Computational hardware of the state

While Studwell's policy prescriptions are detailed and well-backed by empirical evidence, he places less emphasis on political and governmental factors that permeate sub rosa throughout the developmental stories of east Asian economies.

By way of analogy, the policy prescriptions may be a fuzzy, high-level algorithm for progressing early in the developmental trajectory, but they require an effective compiler and computational hardware to execute the code. The interpreter might be an effective legislative body that is capable of translating the prescriptions into locally appropriate policies, and the hardware itself might be an effective state bureaucracy that can execute the legislation.

These two factors — the effectiveness of a legislative body (in authoritarian systems, often just the executive), and the capacity of the state bureaucracy linger as latent variables beneath much of Studwell's analysis.

Why wasn't Malaysia's export-oriented manufacturing process successful, even though the state followed almost all of the specified policy prescriptions, including international exports for some industries? The apparent answer seems to be that the legislative system was slow to adapt to changing economic circumstances and cronyism allowed state supports to flow toward favored political sons rather than effective entrepreneurs.

It is therefore insufficient for a developing economy to adopt the east Asian development playbook in legislation if the bureaucratic capacity of the state is insufficient to effectively execute and enforce these policies. There seems to be room for adding a few more variables to Studwell's regression, perhaps taking a page from Tyler Cowen's discussion of key elements for state capacity.

Ontogeny comes in waves

The synthesis of Studwell's observations from developing east Asian economies and the broader empirical evidence of economic productivity in the developed world leads one to conclude that economic development occurs in at least two broad tranches. Early in the development process, unfashionable policies like protectionism and land redistribution are highly effective and maybe required, whereas in more developed economies these same policies mask useful price signals generated by open markets and prevent economies from reaching their full productive potential.

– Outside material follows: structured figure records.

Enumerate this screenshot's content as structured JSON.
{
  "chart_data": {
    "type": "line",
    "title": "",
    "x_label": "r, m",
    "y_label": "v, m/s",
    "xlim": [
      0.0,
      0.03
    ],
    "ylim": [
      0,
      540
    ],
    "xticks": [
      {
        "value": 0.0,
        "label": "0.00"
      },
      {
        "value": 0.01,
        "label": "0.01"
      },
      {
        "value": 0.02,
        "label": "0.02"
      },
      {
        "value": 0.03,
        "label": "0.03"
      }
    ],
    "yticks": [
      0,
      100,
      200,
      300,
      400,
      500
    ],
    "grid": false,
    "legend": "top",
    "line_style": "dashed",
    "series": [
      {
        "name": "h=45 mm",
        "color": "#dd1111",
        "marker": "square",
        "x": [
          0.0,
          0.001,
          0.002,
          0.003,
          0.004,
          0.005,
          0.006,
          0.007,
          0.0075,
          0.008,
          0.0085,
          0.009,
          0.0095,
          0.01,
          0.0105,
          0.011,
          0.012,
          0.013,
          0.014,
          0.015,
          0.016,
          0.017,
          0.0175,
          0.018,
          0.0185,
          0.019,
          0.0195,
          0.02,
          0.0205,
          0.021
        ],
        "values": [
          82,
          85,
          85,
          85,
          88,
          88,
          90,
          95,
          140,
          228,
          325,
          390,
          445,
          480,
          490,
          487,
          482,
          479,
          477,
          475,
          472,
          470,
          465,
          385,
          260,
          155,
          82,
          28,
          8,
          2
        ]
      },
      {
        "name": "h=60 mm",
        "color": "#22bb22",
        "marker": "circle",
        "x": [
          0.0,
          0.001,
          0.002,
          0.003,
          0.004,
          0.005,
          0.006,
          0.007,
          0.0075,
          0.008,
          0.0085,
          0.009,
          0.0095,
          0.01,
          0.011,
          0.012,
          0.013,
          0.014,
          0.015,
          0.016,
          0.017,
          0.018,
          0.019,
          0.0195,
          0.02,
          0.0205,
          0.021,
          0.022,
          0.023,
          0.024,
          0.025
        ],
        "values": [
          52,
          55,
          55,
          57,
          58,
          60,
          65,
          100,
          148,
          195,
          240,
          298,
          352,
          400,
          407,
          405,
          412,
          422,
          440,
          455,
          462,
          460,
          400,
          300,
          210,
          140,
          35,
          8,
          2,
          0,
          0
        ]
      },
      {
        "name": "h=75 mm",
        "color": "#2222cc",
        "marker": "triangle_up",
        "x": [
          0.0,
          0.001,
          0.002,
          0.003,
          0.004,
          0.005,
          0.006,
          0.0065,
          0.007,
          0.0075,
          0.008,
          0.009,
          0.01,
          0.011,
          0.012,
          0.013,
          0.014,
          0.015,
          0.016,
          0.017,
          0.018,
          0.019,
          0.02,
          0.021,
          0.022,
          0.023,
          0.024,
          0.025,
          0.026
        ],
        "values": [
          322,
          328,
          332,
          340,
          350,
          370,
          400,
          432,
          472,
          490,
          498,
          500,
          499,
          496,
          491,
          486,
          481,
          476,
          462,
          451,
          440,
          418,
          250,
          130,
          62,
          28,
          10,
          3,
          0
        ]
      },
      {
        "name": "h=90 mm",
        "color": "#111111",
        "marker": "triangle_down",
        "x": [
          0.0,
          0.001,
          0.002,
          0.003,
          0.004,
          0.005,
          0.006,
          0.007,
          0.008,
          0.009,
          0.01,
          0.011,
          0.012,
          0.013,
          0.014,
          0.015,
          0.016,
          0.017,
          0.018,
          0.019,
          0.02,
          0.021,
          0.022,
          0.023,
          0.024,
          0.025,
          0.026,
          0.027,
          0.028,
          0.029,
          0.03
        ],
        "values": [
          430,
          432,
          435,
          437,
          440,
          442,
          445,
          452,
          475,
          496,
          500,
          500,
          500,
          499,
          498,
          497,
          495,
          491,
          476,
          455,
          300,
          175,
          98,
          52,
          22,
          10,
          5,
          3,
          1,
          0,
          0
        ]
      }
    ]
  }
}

In this two-tranche model then, it seems intuitive that different policy prescriptions are called for at different stages in development. Could this notion be formalized in a more continuous fashion, perhaps using a set of dynamic policies that adapt to economic conditions based on empirical metrics? Similar ideas have been proposed for social programs in the form of automatic stabilizers. It seems reasonable to imagine that empirics could guide industrial and financial policy in a similar manner.

Dynamic policies in this fashion may soften some of the state capacity requirements highlighted above. If policies can adapt to changes in circumstances without rapid iteration from a governmental body, even a somewhat inefficient or sclerotic bureaucracy could execute the east Asian policy prescription, so long as the system functioned well enough to enact the dynamic policies at one point in time.